TELE 1 Genel Yayın Yönetmeni Merdan Yanardağ’ın, tamamen ‘ifade özgürlüğü’
kapsamındaki sözlerinin ‘terör örgütü propagandası’ olduğu iddia edilerek gözaltına
alınıp tutuklanması, medyaya gözdağı verme amacına yöneliktir ve asla kabul
edilemez.
Merdan Yanardağ’ın, AKP’li bir milletvekilinin terörist başı Öcalan hakkındaki
açıklamalarını yöneticisi olduğu TELE 1 ekranında eleştirdiği yayın, aradan geçen 6
gün sonra, medyayı susturmak için fırsat kollayan siyasi anlayışın verdiği talimatla
çarpıtılarak gündeme getirilmiştir. Trollerinin, Yanardağ’ın sözlerini cımbızlayıp
‘montaj kaset’ oluşturarak sosyal medyada başlattığı ihbar kampanyası; Yargının ve
RTÜK’ün aynı anda devreye sokulması, TELE 1’i susturma kumpasının kanıtıdır.

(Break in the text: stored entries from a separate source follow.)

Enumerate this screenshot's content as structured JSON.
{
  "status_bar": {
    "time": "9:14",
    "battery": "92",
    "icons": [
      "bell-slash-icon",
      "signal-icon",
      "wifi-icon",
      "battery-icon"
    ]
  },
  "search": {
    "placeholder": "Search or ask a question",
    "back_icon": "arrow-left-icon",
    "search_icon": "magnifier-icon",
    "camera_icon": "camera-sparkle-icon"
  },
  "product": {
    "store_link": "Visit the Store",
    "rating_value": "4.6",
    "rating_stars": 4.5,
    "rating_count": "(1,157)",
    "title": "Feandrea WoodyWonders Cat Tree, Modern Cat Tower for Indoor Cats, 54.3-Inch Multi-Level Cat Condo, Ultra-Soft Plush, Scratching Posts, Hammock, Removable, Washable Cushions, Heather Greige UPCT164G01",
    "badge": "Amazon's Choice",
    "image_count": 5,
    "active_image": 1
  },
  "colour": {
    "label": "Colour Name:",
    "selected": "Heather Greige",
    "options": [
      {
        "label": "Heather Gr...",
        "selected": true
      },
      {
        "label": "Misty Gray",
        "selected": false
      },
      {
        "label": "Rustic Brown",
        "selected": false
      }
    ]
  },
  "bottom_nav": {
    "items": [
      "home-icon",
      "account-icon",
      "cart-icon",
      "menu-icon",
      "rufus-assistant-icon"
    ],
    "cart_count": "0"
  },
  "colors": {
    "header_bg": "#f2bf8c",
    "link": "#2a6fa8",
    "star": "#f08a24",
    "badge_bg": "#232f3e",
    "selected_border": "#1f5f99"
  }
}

Hakkında açılan her soruşturmada adliyeye ifade vermeye giden Merdan
Yanardağ’ın, savcının bu kez davet çıkarmayıp TELE 1’de yayındayken televizyon
binasına polis ekibi gönderilip gözaltına aldırması; bir gece emniyette tutulduktan
sonra tutuklu yargılanmasına karar verilerek Silivri Cezaevi’ne gönderilmesi, ağır bir
hukuksuzluktur.
Merdan Yanardağ’ın, seçimlerin hemen ardından bir ‘montaj kaset’ kumpası ile
gözaltına alınması ve tutuklanması, özgür ve bağımsız medyaya gözdağıdır.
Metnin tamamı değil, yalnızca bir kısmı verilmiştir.